A FIFE MSP has accused the Health Secretary of failing to ease “an intolerable strain” on the A&E department in the Kingdom.

Murdo Fraser's accusations comes after the latest A&E waiting times for Fife again failed to hit the Scottish Government's target.

A total of 95 per cent of A&E patients should be seen within four hours but in Fife, only 70 per cent were seen for the week ending October 31, when 1,143 patients attended.

The Scottish Conservative politician says Humza Yousaf must do more than tinker at the edges if the A&E department in Fife isn’t to suffer a disastrous winter period.

“The A&E waiting time figures in Fife make for grim reading," he said.

“Humza Yousaf has failed to get on top of this crisis and more patients are paying the price.

“Our heroic frontline staff are working flat-out in Fife but they are under an intolerable strain and haven’t been fully resourced by Humza Yousaf.

"The peak winter period is almost upon us and there is little sign of improvement. Humza Yousaf must finally show the leadership required, otherwise the crisis will only worsen in Fife.”

The weekly figures published by Public Health Scotland show that compliance with the four-hour standard has not been above 90 per cent since May.

The last time NHS Fife met the 95 per cent target was in September 2020. The worst week for A&E waiting times in recent times was October 3, when just 64.8 per cent of patients were seen within four hours.

A Scottish Government spokesperson said: “These figures show a slight improvement on recent weeks but we know that A&E units across the UK continue to be hit by the direct and indirect impacts of COVID.

“Scotland’s core A&E departments continue to outperform those in the rest of the UK, and have done so for more than six years.

“The Health Secretary has been very clear this will be the most difficult winter in NHS history and that’s why we’ve announced £300 million of measures to increase NHS and social care capacity as part of our strategy to simultaneously tackle the various issues combining in extra A&E waits.

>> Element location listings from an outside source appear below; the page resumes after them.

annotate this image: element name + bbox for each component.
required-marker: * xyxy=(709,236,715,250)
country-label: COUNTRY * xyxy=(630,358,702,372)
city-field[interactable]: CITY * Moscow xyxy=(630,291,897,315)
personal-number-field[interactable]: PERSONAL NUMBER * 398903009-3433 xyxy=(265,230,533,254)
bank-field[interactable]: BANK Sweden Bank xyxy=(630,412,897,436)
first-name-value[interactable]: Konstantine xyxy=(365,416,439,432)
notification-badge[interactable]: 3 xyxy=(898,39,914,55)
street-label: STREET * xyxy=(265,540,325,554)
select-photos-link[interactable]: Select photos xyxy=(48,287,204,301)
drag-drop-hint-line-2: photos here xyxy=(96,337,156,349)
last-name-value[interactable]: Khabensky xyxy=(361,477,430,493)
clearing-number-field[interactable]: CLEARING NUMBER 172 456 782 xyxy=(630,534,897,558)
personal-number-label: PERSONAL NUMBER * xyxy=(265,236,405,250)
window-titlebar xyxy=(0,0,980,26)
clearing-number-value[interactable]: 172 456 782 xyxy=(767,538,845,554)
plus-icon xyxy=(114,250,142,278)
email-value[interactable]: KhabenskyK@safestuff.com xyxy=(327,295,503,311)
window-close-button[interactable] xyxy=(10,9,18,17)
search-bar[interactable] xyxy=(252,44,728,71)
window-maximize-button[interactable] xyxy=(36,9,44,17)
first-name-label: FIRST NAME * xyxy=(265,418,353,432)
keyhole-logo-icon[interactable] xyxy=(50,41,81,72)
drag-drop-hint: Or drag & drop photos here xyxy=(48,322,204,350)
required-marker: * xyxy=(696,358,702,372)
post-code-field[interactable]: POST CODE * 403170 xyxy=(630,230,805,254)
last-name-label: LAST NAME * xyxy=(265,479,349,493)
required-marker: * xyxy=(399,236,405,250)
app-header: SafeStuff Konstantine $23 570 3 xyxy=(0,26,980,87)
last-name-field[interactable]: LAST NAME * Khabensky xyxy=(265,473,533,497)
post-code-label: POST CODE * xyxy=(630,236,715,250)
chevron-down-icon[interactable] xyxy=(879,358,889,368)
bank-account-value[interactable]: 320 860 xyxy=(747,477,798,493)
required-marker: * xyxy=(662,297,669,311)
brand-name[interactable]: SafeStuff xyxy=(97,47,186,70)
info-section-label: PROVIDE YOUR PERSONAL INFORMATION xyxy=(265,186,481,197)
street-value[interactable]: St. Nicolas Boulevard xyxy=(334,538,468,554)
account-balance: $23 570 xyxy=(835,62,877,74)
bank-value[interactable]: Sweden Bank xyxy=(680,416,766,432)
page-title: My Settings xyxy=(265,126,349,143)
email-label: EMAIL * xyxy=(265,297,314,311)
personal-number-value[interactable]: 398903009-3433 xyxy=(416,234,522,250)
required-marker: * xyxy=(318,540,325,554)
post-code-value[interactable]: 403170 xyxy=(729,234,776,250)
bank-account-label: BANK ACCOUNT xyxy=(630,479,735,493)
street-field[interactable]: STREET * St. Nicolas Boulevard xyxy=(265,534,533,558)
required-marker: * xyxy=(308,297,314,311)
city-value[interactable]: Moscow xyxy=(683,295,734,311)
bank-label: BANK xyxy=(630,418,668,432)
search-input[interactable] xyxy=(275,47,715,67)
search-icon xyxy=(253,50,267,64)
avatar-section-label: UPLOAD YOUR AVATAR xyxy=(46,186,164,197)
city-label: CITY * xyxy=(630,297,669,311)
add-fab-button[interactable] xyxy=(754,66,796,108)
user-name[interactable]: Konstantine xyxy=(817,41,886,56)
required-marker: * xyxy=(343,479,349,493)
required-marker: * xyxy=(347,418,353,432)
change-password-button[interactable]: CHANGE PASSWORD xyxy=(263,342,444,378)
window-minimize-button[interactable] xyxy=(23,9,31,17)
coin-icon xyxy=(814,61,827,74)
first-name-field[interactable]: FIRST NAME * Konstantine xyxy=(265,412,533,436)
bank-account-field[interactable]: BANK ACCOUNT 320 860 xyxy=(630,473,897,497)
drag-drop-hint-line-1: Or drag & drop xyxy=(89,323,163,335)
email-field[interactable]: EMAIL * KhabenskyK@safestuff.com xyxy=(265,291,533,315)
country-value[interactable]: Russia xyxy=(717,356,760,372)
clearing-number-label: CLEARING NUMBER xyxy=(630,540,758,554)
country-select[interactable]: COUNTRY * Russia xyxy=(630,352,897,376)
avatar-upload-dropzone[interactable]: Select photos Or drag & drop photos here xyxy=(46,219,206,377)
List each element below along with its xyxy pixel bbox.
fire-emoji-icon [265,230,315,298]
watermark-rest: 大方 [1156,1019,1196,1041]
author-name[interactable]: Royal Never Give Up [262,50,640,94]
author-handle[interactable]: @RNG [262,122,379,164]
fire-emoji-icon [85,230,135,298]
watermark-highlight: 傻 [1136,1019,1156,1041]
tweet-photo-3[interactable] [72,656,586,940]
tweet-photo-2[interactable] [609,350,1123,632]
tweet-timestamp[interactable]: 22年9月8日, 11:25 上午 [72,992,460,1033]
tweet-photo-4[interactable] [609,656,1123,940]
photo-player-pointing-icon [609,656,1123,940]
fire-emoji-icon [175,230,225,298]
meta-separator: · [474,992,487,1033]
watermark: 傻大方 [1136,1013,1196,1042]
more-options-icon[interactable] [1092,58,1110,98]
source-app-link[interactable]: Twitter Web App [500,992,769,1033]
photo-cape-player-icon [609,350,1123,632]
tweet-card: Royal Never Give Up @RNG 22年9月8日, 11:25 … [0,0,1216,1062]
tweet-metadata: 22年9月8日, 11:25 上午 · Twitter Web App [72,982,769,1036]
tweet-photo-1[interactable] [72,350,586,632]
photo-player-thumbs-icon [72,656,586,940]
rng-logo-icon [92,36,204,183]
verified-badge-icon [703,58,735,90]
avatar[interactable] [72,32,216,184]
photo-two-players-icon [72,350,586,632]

“Alongside the additional £10 million investment recently announced to prevent delayed discharge and avoid hospital stays, we recently announced a further £10 million in winter funding which aims to ease pressures in A&E departments and minimise delays that patients are currently experiencing when they need urgent care. This includes co-ordinated work to reduce the time people need to spend in hospital so that others can be admitted quickly. It also includes the deployment of expert physio and occupational therapy staff at A&E units to help triage people best treated elsewhere.”